The programming changes and the primetime signal switch were ordered by MundoFox, which only a few hours earlier had announced its affiliation with GenTV. Until that time, the MundoFox signal had been broadcast in the Miami-Fort Lauderdale market through frequencies belonging to América CV Network, a television company that has catered to the local Cuban audience.

“Simply put, from an operational standpoint, we were ready, and that was the time and date chosen by MundoFox,” Calle explained. “There was no ill intention; it happened by chance.”

MundoFox said in a statement that the addition of GenTV, “represents a major step forward for us in Miami, bringing full coverage, a consistent channel position, and a strong, built-in Spanish-language audience in this very important market.”


The drastic changes in the affiliation alliances set Miami’s television industry and Spanish-language press abuzz. Why did MundoFox suddenly associate with GenTV and drop América TeVé?
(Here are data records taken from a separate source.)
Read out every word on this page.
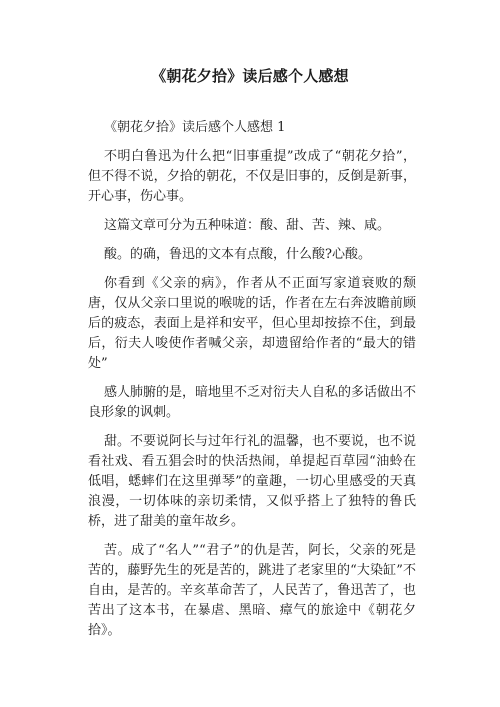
《朝花夕拾》读后感个人感想

《朝花夕拾》读后感个人感想 1

不明白鲁迅为什么把“旧事重提”改成了“朝花夕拾”，但不得不说，夕拾的朝花，不仅是旧事的，反倒是新事，开心事，伤心事。

这篇文章可分为五种味道：酸、甜、苦、辣、咸。

酸。的确，鲁迅的文本有点酸，什么酸?心酸。

你看到《父亲的病》，作者从不正面写家道衰败的颓唐，仅从父亲口里说的喉咙的话，作者在左右奔波瞻前顾后的疲态，表面上是祥和安平，但心里却按捺不住，到最后，衍夫人唆使作者喊父亲，却遗留给作者的“最大的错处”

感人肺腑的是，暗地里不乏对衍夫人自私的多话做出不良形象的讽刺。

甜。不要说阿长与过年行礼的温馨，也不要说，也不说看社戏、看五猖会时的快活热闹，单提起百草园“油蛉在低唱，蟋蟀们在这里弹琴”的童趣，一切心里感受的天真浪漫，一切体味的亲切柔情，又似乎搭上了独特的鲁氏桥，进了甜美的童年故乡。

苦。成了“名人”“君子”的仇是苦，阿长，父亲的死是苦的，藤野先生的死是苦的，跳进了老家里的“大染缸”不自由，是苦的。辛亥革命苦了，人民苦了，鲁迅苦了，也苦出了这本书，在暴虐、黑暗、瘴气的旅途中《朝花夕拾》。
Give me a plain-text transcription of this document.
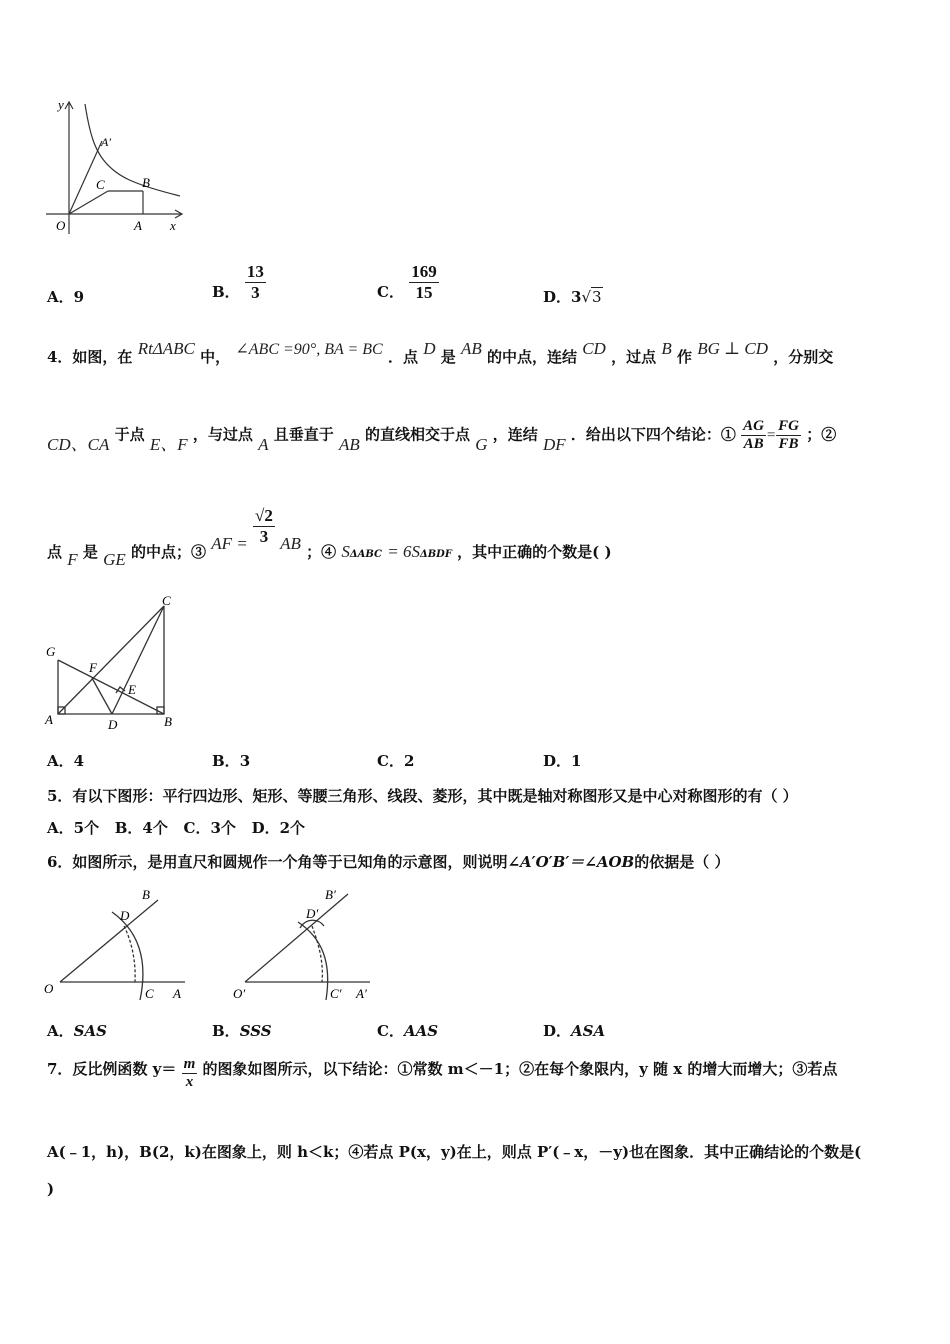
y
A′
C	B
O	A x
A．9	B． $\frac{13}{3}$	C． $\frac{169}{15}$	D．3√3
4．如图，在 RtΔABC 中， ∠ABC =90°, BA = BC ．点 D 是 AB 的中点，连结 CD ，过点 B 作 BG ⊥ CD ，分别交
CD、CA 于点 E、F ，与过点 A 且垂直于 AB 的直线相交于点 G ，连结 DF ．给出以下四个结论：① $\frac{AG}{AB} = \frac{FG}{FB}$ ；②
点 F 是 GE 的中点；③ AF = $\frac{√2}{3}$ AB ；④ SΔABC = 6SΔBDF ，其中正确的个数是( )
C
G
F
E
A	D	B
A．4	B．3	C．2	D．1
5．有以下图形：平行四边形、矩形、等腰三角形、线段、菱形，其中既是轴对称图形又是中心对称图形的有（ ）
A．5个   B．4个   C．3个   D．2个
6．如图所示，是用直尺和圆规作一个角等于已知角的示意图，则说明∠A′O′B′＝∠AOB的依据是（ ）
B
D
O	C A
B′
D′
O′	C′ A′
A．SAS	B．SSS	C．AAS	D．ASA
7．反比例函数 $y= \frac{m}{x}$ 的图象如图所示，以下结论：①常数 m＜－1；②在每个象限内，y 随 x 的增大而增大；③若点
A(﹣1，h)，B(2，k)在图象上，则 h＜k；④若点 P(x，y)在上，则点 P′(﹣x，－y)也在图象．其中正确结论的个数是(
)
The answer may be found in a lawsuit in U.S. District Court in Miami.

MundoFox alleges that, as a result of contract breaches by América CV Network, its initial launch “had less exposure’’ and “viewership was lower’’ because its programming was swapped to inferior channel positions on Comcast and wasn’t carried on DirecTV or DISH Network.

That made it more difficult to solicit advertisers and resulted in decreased advertising revenue, according to the lawsuit.

In a statement, América CV Network denied the accusations and said it will defend itself vigorously.

According to Calle, the Caracol executive, the speed of the negotiations did not give GenTV enough time to announce the changes to the audience.

In addition to María Elvira, several new programs produced in Miami for South Florida’s diverse Latin American population were dropped from GenTV’s lineup. Those programs were made by independent producers.

GenTV continues to produce The Tony Benítez Show, but MundoFox stopped airing it and GenTV plans to sell it elsewhere.

Salazar’s production-team members, who were employed directly by GenTV, were notified this week that they’re jobless. High-ranking producers will get severance. The rest of the team will collect salaries until the end of the month.

As part of the shakeup, GenTV general manager Roy Meyeringh also was let go.

Award winner

Born in Miami to Cuban parents and raised in Puerto Rico, Salazar has spent 26 years covering major news events around the Americas, an experience that has earned her five regional Emmys. In recent years, her program — which features confrontational debate — has migrated through various local channels, including América TeVé, MegaTV-Channel 22, and GenTV.

Station sources told el Nuevo Herald that Salazar is still negotiating the financial terms of her departure.

“I wish MundoFox the same success that I achieved on Channel 8. I belong to the public of Miami,” Salazar said, adding that she will soon announce her plans.